The Court accepted the application in part. Baudouin JCS ruled invalid the Criminal Code requirement that a natural death be “reasonably foreseeable” before someone can be eligible for assisted death and invalidated a section of the Quebec law that says people seeking such assistance must “be at the end of life”. She granted an exemption to M Truchon and Mme Gladu allowing them to seek medical aid in dying during this period if they satisfy other conditions in the law. In conclusion:

  • she declared that paragraph 241.2 (2) (d) of the Criminal Code contravenes s.7 of the Canadian Charter because it is not in accordance with the principles of fundamental justice and cannot be justified under s.1 of the Canadian Charter of Rights [764];
  • she declared that paragraph 241.2 (2) (d) of the Criminal Code and subparagraph 3 of the first paragraph of s.26 of the Act respecting end-of-life care contravenes section 15 of the Canadian Charter and cannot be justified under s.1 of the Canadian Charter [765];
  • she declared inoperative paragraph 241.2 (2) (d) of the Criminal Code and paragraph 3 of the first paragraph of s.26 of the Act respecting end-of-life care [766];
  • she suspended the declaration of the inoperability of paragraph 241 .2 (2) (d) of the Criminal Code and of paragraph 3 of the first paragraph of s.26 of the Act respecting end-of-life care, during a period six months from the date of her judgment [767]; and
  • she granted a constitutional exemption to M Truchon and Mme Gladu as to the inoperability throughout the period of constitutional exemption granted to the legislators [768].

[With thanks to Howard Friedman]

Workshop and book launch

There will be one-day Workshop on Multi-disciplinary approaches to contemporary issues in Religion and Society at the University of Westminster on 17 October.

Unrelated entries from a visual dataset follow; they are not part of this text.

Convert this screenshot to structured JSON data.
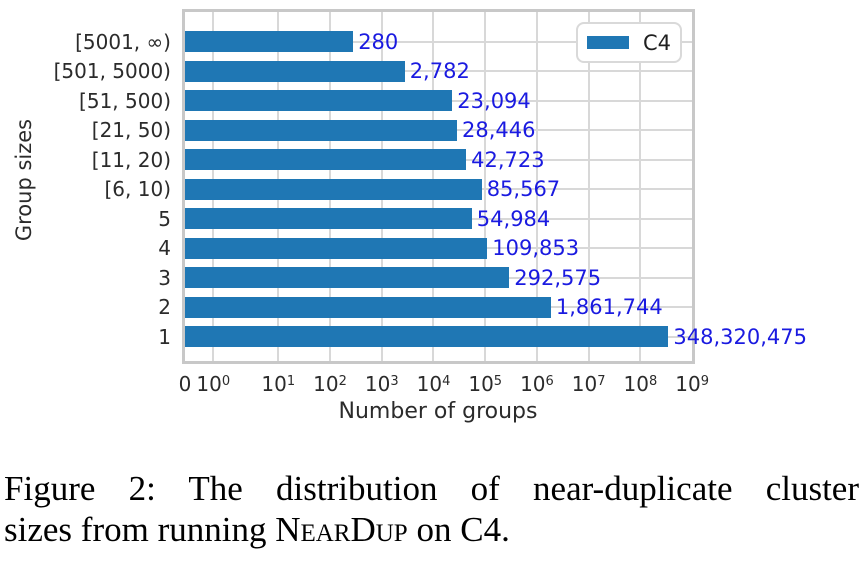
{
  "chart_data": {
    "type": "bar",
    "orientation": "horizontal",
    "title": "",
    "xlabel": "Number of groups",
    "ylabel": "Group sizes",
    "x_scale": "symlog",
    "xlim": [
      0,
      1000000000
    ],
    "grid": true,
    "x_ticks": [
      "0",
      "10^0",
      "10^1",
      "10^2",
      "10^3",
      "10^4",
      "10^5",
      "10^6",
      "10^7",
      "10^8",
      "10^9"
    ],
    "categories": [
      "[5001, ∞)",
      "[501, 5000)",
      "[51, 500)",
      "[21, 50)",
      "[11, 20)",
      "[6, 10)",
      "5",
      "4",
      "3",
      "2",
      "1"
    ],
    "values": [
      280,
      2782,
      23094,
      28446,
      42723,
      85567,
      54984,
      109853,
      292575,
      1861744,
      348320475
    ],
    "value_labels": [
      "280",
      "2,782",
      "23,094",
      "28,446",
      "42,723",
      "85,567",
      "54,984",
      "109,853",
      "292,575",
      "1,861,744",
      "348,320,475"
    ],
    "legend": {
      "position": "upper right",
      "entries": [
        {
          "label": "C4",
          "color": "#1f77b4"
        }
      ]
    },
    "colors": {
      "bar": "#1f77b4",
      "value_label": "#1a1ae0",
      "grid": "#d8d8d8",
      "frame": "#c8c8c8",
      "text": "#2b2b2b"
    }
  },
  "caption": {
    "line1": "Figure 2: The distribution of near-duplicate cluster",
    "line2_before": "sizes from running ",
    "line2_smallcaps": "NearDup",
    "line2_after": " on C4."
  }
}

The general theme is the place of religion in secular society and the challenges posed by religious/secular influences or movements in the contemporary world. The aim is to discuss how interdisciplinary approaches can help with understanding conflicts and/or alliances arising between the religious minorities and the secular majority including different transnational contexts. Russell Sandberg will give the keynote speech, to be followed by plenary sessions and Q & A.

The workshop will be followed by a book launch and reception to mark the publication of Religious Symbols and the Intervention of the Law: Symbolic Functionality in Pluralist States (Routledge: 2019) by Sylvie Bacquet.

Quick links

And finally…I  marital snakes and ladders?

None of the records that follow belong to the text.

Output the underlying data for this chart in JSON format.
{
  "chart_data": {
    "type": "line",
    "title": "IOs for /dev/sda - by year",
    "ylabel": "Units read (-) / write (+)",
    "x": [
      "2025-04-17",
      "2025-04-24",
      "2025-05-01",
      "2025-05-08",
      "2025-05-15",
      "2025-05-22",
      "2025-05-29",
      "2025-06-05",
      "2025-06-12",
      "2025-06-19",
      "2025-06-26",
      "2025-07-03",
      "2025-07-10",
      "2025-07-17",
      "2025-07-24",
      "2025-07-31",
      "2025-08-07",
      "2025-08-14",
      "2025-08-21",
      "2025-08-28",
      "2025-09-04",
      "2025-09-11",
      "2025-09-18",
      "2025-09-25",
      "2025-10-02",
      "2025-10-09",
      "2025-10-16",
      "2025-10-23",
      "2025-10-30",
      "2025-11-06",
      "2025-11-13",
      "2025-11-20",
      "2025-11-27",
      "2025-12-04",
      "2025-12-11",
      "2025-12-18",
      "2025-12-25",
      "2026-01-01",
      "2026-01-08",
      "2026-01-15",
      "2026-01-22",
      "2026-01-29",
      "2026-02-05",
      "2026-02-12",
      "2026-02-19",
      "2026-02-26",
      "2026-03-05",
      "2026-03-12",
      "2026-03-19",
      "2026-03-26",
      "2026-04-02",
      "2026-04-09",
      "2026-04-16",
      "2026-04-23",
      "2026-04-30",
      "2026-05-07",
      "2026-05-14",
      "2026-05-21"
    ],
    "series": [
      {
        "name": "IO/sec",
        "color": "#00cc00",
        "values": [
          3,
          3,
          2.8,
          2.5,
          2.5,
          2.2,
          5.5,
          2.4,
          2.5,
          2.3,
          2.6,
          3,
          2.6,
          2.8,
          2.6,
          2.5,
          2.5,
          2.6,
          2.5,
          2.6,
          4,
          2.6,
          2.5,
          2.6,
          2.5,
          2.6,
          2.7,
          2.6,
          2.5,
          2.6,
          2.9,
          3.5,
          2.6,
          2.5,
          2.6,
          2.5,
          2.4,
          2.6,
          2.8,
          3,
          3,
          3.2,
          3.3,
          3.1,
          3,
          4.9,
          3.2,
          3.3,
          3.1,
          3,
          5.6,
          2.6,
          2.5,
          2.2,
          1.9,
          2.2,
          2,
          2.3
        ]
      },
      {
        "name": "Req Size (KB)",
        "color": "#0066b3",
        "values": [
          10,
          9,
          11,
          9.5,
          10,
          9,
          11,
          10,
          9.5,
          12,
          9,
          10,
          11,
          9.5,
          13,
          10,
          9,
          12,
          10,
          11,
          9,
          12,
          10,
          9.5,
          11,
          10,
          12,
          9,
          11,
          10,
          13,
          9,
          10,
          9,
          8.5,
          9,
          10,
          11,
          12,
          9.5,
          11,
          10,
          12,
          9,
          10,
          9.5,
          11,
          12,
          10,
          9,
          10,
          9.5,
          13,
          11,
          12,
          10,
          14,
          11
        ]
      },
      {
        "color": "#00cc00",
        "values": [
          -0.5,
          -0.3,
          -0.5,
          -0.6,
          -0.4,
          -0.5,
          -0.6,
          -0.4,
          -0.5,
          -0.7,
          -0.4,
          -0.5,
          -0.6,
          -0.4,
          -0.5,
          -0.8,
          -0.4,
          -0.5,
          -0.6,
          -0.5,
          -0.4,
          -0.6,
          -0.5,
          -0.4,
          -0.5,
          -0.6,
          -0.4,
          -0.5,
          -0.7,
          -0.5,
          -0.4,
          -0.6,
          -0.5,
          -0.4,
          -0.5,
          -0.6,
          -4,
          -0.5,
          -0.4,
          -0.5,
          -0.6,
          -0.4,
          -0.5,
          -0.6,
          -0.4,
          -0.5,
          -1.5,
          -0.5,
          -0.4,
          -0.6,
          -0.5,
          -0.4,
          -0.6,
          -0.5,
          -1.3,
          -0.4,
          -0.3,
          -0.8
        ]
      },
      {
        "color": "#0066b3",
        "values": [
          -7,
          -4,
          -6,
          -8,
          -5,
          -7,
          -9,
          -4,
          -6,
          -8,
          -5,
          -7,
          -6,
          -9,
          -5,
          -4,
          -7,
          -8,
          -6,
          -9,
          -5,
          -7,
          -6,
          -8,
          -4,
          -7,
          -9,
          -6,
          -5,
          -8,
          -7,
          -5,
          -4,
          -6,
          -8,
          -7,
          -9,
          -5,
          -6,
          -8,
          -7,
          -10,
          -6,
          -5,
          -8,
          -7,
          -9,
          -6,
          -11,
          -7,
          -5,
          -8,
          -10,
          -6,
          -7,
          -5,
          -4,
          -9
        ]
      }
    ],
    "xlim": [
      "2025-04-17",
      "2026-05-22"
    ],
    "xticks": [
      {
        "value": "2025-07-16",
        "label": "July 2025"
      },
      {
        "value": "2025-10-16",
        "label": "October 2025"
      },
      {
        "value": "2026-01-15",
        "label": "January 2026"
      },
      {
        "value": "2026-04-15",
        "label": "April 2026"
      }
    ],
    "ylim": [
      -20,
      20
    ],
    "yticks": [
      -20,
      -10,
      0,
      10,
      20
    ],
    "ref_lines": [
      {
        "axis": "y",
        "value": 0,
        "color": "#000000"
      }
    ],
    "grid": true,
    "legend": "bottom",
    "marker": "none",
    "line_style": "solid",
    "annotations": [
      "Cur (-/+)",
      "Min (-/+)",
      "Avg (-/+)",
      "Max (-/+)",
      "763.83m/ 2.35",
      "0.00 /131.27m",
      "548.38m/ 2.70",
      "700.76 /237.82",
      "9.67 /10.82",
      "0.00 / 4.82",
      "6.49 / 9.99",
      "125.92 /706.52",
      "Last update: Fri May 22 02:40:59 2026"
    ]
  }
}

Scottish Legal News reports that three academics at Glasgow University’s School of Law – Professor Jane Mair, Dr Frankie McCarthy and Felicity Belton – are developing a board-game to help the public negotiate the complex legal world of marriage in Scotland. Professor Mair, Head of the School of Law, explained that

“Around 30,000 wedding ceremonies took place in Scotland last year, and with the advent of same sex marriage and legal recognition given to humanist wedding ceremonies, the choice to get married is open to a greater number of couples than ever before. However, the legal consequences of marriage – and the legal differences between marriage and long-term cohabitation – are poorly understood. Our research has explored how the law regulating marriage, divorce and cohabitation is applied in practice by the courts, solicitors and other legal practitioners in Scotland.”

The team received funding from the Economic and Social Research Council Impact Acceleration Account Business Booster Fund to develop their board-game prototype and hope it will be available for sale to the public in 2020.

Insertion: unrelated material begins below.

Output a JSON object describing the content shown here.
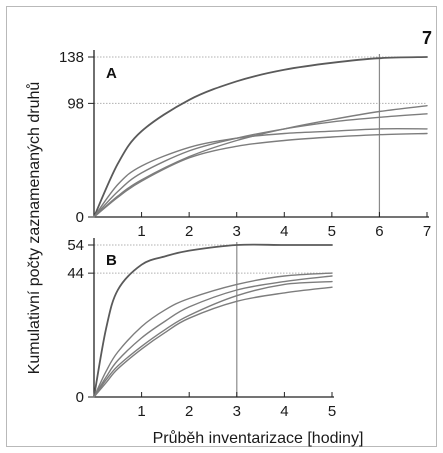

As in Scotland, so in England and Wales – where the myth of “common law marriage” persists in spite of all the evidence to the contrary.

And finally… II Operation Yellowhammer

It has been pointed out that yellowhammer is an anagram of Orwell Mayhem; birdwatchers will also know that the song of the yellowhammer (emberiza citronella) is often described as sounding like “a little bit of bread and no cheese”. Which will no reassure the Secretary of State for International Trade. #BlessedAreTheCheesemakers.